Mustang fastbacks don’t grow on trees. Or do they? Paul Scott was “in shock” as he peered through the thick undergrowth on wild, rural land west of Tyler, Texas.

“The more I looked, the more I could see,” Paul said in reference to the ’67-’68 Mustang fastbacks, ’65-’66 coupes, a pair of Mustangs IIs, a couple of Mercury Cougars, and more. It was a wonderland of Ford collector cars peppered among the trees like fruit ripe for the picking.

A member of Mustangs of East Texas, Paul heard about this Rare Find through a club member, Jim Ellis. “Jim knew that my dad and I were looking for a ’67 or ’68 fastback,” Paul explains.

Among the classic Mustangs was at least one ’67 and one ’68 in the fastback body style. Unfortunately, Paul learned that the cars were not for sale, at least at first. Patience proved the virtue that netted classic Mustang gold. Two people owned the cars. One of the owners had passed away and the son inherited four of the cars on the land. He needed money and decided to sell.
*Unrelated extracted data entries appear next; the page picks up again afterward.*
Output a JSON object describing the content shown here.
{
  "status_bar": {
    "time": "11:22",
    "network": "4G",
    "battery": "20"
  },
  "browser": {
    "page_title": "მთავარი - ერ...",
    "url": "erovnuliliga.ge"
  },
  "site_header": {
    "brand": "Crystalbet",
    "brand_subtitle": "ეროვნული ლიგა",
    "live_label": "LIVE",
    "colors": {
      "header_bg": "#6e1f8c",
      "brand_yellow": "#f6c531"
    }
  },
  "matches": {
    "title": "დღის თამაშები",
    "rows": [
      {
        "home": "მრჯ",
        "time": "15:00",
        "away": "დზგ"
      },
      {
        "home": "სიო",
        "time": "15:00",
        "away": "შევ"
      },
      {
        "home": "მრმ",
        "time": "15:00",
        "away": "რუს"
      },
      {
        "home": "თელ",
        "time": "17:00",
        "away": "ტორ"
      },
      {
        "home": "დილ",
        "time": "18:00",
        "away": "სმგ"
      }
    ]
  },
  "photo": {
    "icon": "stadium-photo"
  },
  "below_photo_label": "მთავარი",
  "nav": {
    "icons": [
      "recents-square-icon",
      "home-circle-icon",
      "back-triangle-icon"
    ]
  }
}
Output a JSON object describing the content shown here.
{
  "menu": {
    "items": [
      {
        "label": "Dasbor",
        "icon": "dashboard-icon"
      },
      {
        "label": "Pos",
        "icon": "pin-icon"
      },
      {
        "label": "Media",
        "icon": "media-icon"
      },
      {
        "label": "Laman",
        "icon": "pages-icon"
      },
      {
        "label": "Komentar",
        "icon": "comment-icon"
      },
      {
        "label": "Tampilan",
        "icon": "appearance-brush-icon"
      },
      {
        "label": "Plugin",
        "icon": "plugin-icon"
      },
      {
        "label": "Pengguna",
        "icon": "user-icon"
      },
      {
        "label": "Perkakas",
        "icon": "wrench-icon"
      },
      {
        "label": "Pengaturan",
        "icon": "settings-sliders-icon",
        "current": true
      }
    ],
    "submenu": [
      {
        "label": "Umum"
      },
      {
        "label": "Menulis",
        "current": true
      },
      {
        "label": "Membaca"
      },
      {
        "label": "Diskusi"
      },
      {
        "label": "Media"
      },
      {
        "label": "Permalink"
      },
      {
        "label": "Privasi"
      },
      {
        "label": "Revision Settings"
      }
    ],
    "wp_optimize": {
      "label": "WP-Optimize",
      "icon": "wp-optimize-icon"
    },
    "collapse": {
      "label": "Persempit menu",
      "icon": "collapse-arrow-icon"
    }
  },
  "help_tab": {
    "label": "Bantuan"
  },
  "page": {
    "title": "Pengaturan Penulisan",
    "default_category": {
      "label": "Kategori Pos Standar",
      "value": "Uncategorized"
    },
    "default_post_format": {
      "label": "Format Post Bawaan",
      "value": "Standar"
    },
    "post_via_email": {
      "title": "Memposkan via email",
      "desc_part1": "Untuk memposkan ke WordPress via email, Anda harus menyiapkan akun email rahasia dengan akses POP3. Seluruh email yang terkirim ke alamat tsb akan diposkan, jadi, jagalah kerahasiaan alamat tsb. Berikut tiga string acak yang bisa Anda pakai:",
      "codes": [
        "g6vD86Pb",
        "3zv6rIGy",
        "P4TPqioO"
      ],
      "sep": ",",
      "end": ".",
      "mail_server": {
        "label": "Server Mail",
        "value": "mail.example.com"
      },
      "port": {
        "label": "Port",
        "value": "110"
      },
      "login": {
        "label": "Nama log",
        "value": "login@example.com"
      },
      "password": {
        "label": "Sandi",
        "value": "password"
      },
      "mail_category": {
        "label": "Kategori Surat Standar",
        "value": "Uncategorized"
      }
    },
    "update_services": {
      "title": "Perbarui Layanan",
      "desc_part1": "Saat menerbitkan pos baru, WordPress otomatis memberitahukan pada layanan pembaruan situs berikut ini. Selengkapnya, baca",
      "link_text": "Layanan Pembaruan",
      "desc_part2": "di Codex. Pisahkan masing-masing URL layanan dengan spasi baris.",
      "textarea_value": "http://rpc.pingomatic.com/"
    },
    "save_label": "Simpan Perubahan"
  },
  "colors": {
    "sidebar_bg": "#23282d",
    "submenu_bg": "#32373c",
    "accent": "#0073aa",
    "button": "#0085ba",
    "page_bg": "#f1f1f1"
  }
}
Paul’s dad, Art, managed to buy four Mustangs—a ’67 fastback, ’67 coupe, ’68 fastback, and ’68 coupe.

“Dad gave me the ’67 fastback so I could have a Mustang project of my own,” Paul says. The ’67 was his dream find. Although the drivetrain and suspension were gone, the VIN revealed that the car was originally equipped with an S-code 390 and manual transmission.

The ’68 fastback is now Art’s project. Also gutted with no suspension or drivetrain, this classic was originally a 289-2V car. The floorpans were rusted out, but the body was solid.

Whoever dumped these cars in the woods in the late 1970s to early 1980s set the bodies on top of old wheels and tires. The ’67 fastback served as the corner of a goat pen.